ADIC – La Sorbonne, Paris
13 June 1994
Preliminary remarks by Dr. Ali El Samman President of ADIC
Dialogue. I never heard a word that has been so brought into disrepute. Even if it is true that according to general principles holding a dialogue helps to avoid negative forms of confrontation, the definition of the word dialogue and a decisive commitment to it still need to be worked on and thought out. Why do this at a round table for the three monotheistic religions? To answer this I will begin with the story of ADIC.
With the efforts of the remarkable Dr. Adel Amer, ADIC started as a Muslim-Christian dialogue association.

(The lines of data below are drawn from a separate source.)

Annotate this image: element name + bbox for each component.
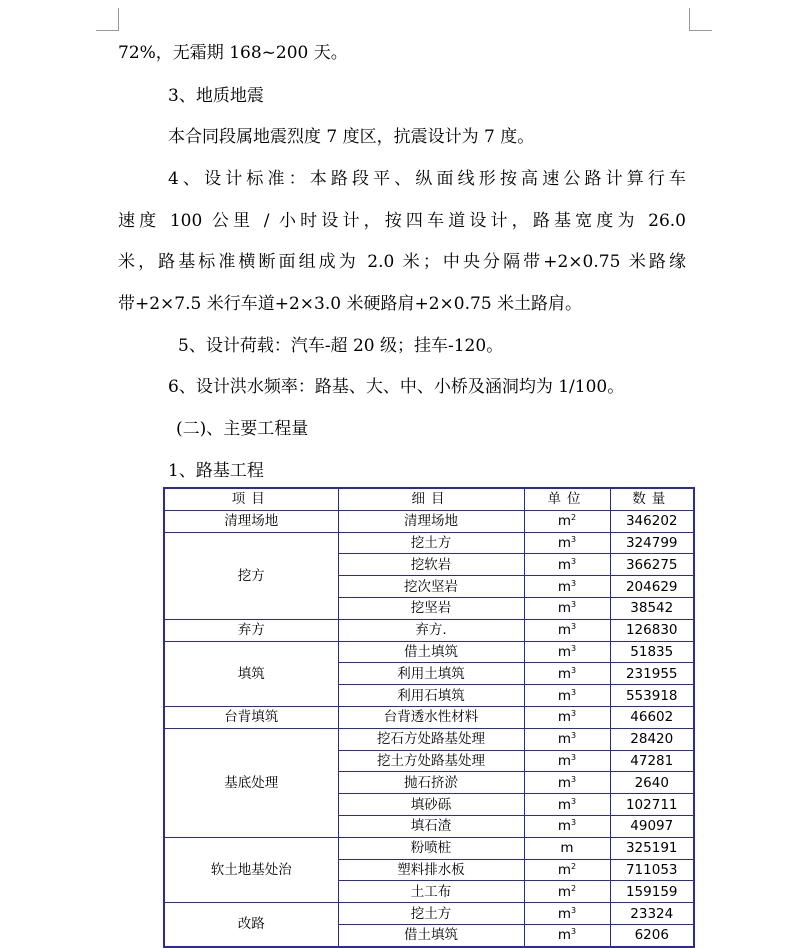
paragraph-design-load: 5、设计荷载：汽车-超 20 级；挂车-120。 xyxy=(178,336,504,356)
table-row xyxy=(164,706,694,728)
crop-mark-top-left xyxy=(96,8,119,31)
table-row xyxy=(164,728,694,750)
unit-cell: $m^2$ xyxy=(524,859,610,881)
group-cell: 改路 xyxy=(164,903,338,947)
detail-cell: 借土填筑 xyxy=(338,924,524,946)
header-detail: 细目 xyxy=(338,488,524,510)
group-cell: 基底处理 xyxy=(164,728,338,837)
unit-cell: $m^3$ xyxy=(524,924,610,946)
quantity-cell: 204629 xyxy=(610,576,694,598)
detail-cell: 利用土填筑 xyxy=(338,663,524,685)
detail-cell: 挖土方处路基处理 xyxy=(338,750,524,772)
unit-cell: $m^3$ xyxy=(524,663,610,685)
group-cell: 挖方 xyxy=(164,532,338,619)
header-unit: 单位 xyxy=(524,488,610,510)
quantity-cell: 553918 xyxy=(610,685,694,707)
paragraph-design-standard-4: 带+2×7.5 米行车道+2×3.0 米硬路肩+2×0.75 米土路肩。 xyxy=(118,294,583,314)
unit-cell: m xyxy=(524,837,610,859)
header-item: 项目 xyxy=(164,488,338,510)
detail-cell: 填砂砾 xyxy=(338,794,524,816)
quantity-cell: 231955 xyxy=(610,663,694,685)
header-quantity: 数量 xyxy=(610,488,694,510)
paragraph-flood-frequency: 6、设计洪水频率：路基、大、中、小桥及涵洞均为 1/100。 xyxy=(168,377,625,397)
detail-cell: 挖坚岩 xyxy=(338,597,524,619)
paragraph-climate-end: 72%，无霜期 168~200 天。 xyxy=(118,43,348,63)
quantity-cell: 23324 xyxy=(610,903,694,925)
unit-cell: $m^2$ xyxy=(524,510,610,532)
quantity-cell: 38542 xyxy=(610,597,694,619)
table-row xyxy=(164,641,694,663)
unit-cell: $m^3$ xyxy=(524,532,610,554)
table-row xyxy=(164,532,694,554)
heading-subgrade-works: 1、路基工程 xyxy=(168,461,264,481)
unit-cell: $m^3$ xyxy=(524,706,610,728)
group-cell: 填筑 xyxy=(164,641,338,706)
heading-main-quantities: (二)、主要工程量 xyxy=(176,419,309,439)
quantity-cell: 711053 xyxy=(610,859,694,881)
paragraph-design-standard-3: 米，路基标准横断面组成为 2.0 米；中央分隔带+2×0.75 米路缘 xyxy=(118,252,686,272)
paragraph-design-standard-2: 速度 100 公里 / 小时设计，按四车道设计，路基宽度为 26.0 xyxy=(118,211,686,231)
unit-cell: $m^3$ xyxy=(524,554,610,576)
quantity-cell: 366275 xyxy=(610,554,694,576)
quantity-cell: 47281 xyxy=(610,750,694,772)
detail-cell: 抛石挤淤 xyxy=(338,772,524,794)
quantity-cell: 51835 xyxy=(610,641,694,663)
detail-cell: 粉喷桩 xyxy=(338,837,524,859)
detail-cell: 清理场地 xyxy=(338,510,524,532)
quantity-cell: 126830 xyxy=(610,619,694,641)
quantity-cell: 28420 xyxy=(610,728,694,750)
detail-cell: 填石渣 xyxy=(338,815,524,837)
table-header-row xyxy=(164,488,694,510)
detail-cell: 挖土方 xyxy=(338,903,524,925)
quantity-cell: 49097 xyxy=(610,815,694,837)
group-cell: 软土地基处治 xyxy=(164,837,338,902)
detail-cell: 挖石方处路基处理 xyxy=(338,728,524,750)
group-cell: 清理场地 xyxy=(164,510,338,532)
unit-cell: $m^3$ xyxy=(524,685,610,707)
unit-cell: $m^3$ xyxy=(524,641,610,663)
subgrade-quantity-table xyxy=(163,487,695,948)
quantity-cell: 325191 xyxy=(610,837,694,859)
unit-cell: $m^3$ xyxy=(524,903,610,925)
heading-geology: 3、地质地震 xyxy=(168,86,264,106)
table-row xyxy=(164,619,694,641)
unit-cell: $m^2$ xyxy=(524,881,610,903)
detail-cell: 利用石填筑 xyxy=(338,685,524,707)
table-row xyxy=(164,510,694,532)
detail-cell: 弃方. xyxy=(338,619,524,641)
unit-cell: $m^3$ xyxy=(524,619,610,641)
unit-cell: $m^3$ xyxy=(524,750,610,772)
quantity-cell: 2640 xyxy=(610,772,694,794)
unit-cell: $m^3$ xyxy=(524,815,610,837)
crop-mark-top-right xyxy=(689,8,712,31)
unit-cell: $m^3$ xyxy=(524,772,610,794)
quantity-cell: 6206 xyxy=(610,924,694,946)
detail-cell: 挖次坚岩 xyxy=(338,576,524,598)
group-cell: 台背填筑 xyxy=(164,706,338,728)
table-row xyxy=(164,903,694,925)
detail-cell: 借土填筑 xyxy=(338,641,524,663)
table-row xyxy=(164,837,694,859)
quantity-cell: 102711 xyxy=(610,794,694,816)
group-cell: 弃方 xyxy=(164,619,338,641)
unit-cell: $m^3$ xyxy=(524,794,610,816)
quantity-cell: 346202 xyxy=(610,510,694,532)
detail-cell: 土工布 xyxy=(338,881,524,903)
quantity-cell: 159159 xyxy=(610,881,694,903)
detail-cell: 挖软岩 xyxy=(338,554,524,576)
detail-cell: 台背透水性材料 xyxy=(338,706,524,728)
paragraph-seismic: 本合同段属地震烈度 7 度区，抗震设计为 7 度。 xyxy=(168,127,535,147)
detail-cell: 塑料排水板 xyxy=(338,859,524,881)
detail-cell: 挖土方 xyxy=(338,532,524,554)
paragraph-design-standard-1: 4、设计标准：本路段平、纵面线形按高速公路计算行车 xyxy=(168,169,686,189)
unit-cell: $m^3$ xyxy=(524,576,610,598)
unit-cell: $m^3$ xyxy=(524,597,610,619)
quantity-cell: 324799 xyxy=(610,532,694,554)
unit-cell: $m^3$ xyxy=(524,728,610,750)
quantity-cell: 46602 xyxy=(610,706,694,728)
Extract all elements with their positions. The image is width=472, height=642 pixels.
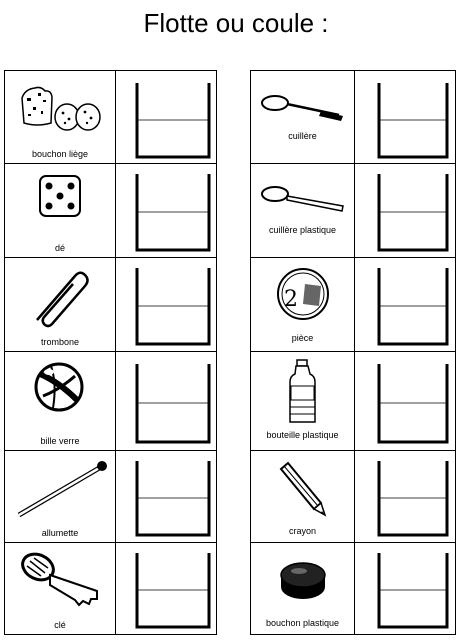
item-label: cuillère [288, 131, 317, 141]
item-label: cuillère plastique [268, 225, 337, 235]
beaker-icon [116, 543, 216, 635]
item-label: bouchon plastique [265, 618, 340, 628]
item-label: bouteille plastique [266, 430, 339, 440]
beaker-icon [355, 352, 455, 451]
spoon-icon [251, 71, 354, 164]
answer-cup [355, 451, 456, 543]
left-table [4, 70, 217, 635]
answer-cup [116, 71, 217, 164]
answer-cup [116, 164, 217, 258]
answer-cup [116, 543, 217, 635]
item-label: bille verre [40, 436, 80, 446]
item-label: pièce [291, 333, 314, 343]
beaker-icon [355, 258, 455, 352]
item-label: bouchon liège [31, 149, 89, 159]
cell-bouteille-plastique [251, 352, 355, 451]
plastic-spoon-icon [251, 164, 354, 258]
item-label: crayon [288, 526, 316, 536]
beaker-icon [116, 164, 216, 258]
svg-text:2: 2 [284, 287, 298, 312]
cell-allumette [5, 451, 116, 543]
cell-crayon [251, 451, 355, 543]
answer-cup [355, 352, 456, 451]
cell-cle [5, 543, 116, 635]
cell-piece [251, 258, 355, 352]
answer-cup [355, 164, 456, 258]
beaker-icon [116, 451, 216, 543]
beaker-icon [355, 71, 455, 164]
cell-cuillere-plastique [251, 164, 355, 258]
cell-bille-verre [5, 352, 116, 451]
beaker-icon [116, 71, 216, 164]
beaker-icon [355, 543, 455, 635]
cell-de [5, 164, 116, 258]
item-label: clé [54, 620, 66, 630]
answer-cup [355, 258, 456, 352]
answer-cup [116, 451, 217, 543]
answer-cup [355, 543, 456, 635]
cell-cuillere [251, 71, 355, 164]
beaker-icon [116, 258, 216, 352]
cell-trombone [5, 258, 116, 352]
item-label: allumette [41, 528, 79, 538]
beaker-icon [355, 164, 455, 258]
answer-cup [116, 352, 217, 451]
right-table [250, 70, 456, 635]
cell-bouchon-liege [5, 71, 116, 164]
beaker-icon [116, 352, 216, 451]
beaker-icon [355, 451, 455, 543]
cell-bouchon-plastique [251, 543, 355, 635]
page-title: Flotte ou coule : [143, 8, 329, 38]
item-label: dé [54, 243, 65, 253]
item-label: trombone [40, 337, 80, 347]
answer-cup [355, 71, 456, 164]
answer-cup [116, 258, 217, 352]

ADIC then began to include dialogue with members of the Jewish faith. Today, we are blessed with three great authorities who have the experience and the legitimacy to guide us with their wisdom, to show us the place of dialogue in their respective religions. What an honor it is to be associated with the men presiding over our gathering today.
Cardinal Franz Koenig is the father of the dialogue with non-Christian who has guided its destiny at the Holy See for many years. He was the first cardinal invited to give a lecture at al-Azhar in the sixties and has the privilege and trusting relationship with the grand imam of al-Azhar. Since their fruitful meeting in Bern last May, doors have opened to a higher level for the Muslim-Christian Dialogue. My meeting with the cardinal in Venice two years ago, when he accepted the honorary chairmanship of the ADIC, represented a turning point for us in the history of our association.
As for Chief Rabbi Rene Samuel Sirat I will be brief as his radiance already made him internationally known. This man, even in difficult moments of conflict which affected us most, was able to keep his serenity and congeniality, earning everyone’s esteem.
With all due respect, it is no surprise that the ADIC has chosen Rabbi Sirat for our first dialogue with representatives of Judaism. A man born in an Islamic country, Algeria, who spent his life in the land of Christianity, he conveys the message of humanity and peace in perfect harmony.
The renown of Dr. Mahmoud Hamdy Zagzoug comes not only from his being dean of the Department of Theology of al-Azhar with its thousand years of history, but from the fact that around the world, he has been able to reconcile objectivity, faith, and clarity of style with ease and nobility of mind. He is also the man closest to the grand imam of al-Azhar: they have always been united through their similarity of thought.
In the world in which we live, we are equally aware that dialogue is the target of destructive forces. We must therefore talk about this menace, which above all else is the danger of deformed ideas which sow trouble, doubt, and hatred.
During the course of the day, other individuals- journalists, generals, ambassadors, ministers – are going to speak to you about the various manifestations of this danger. That is the theme; the men have but to speak for themselves.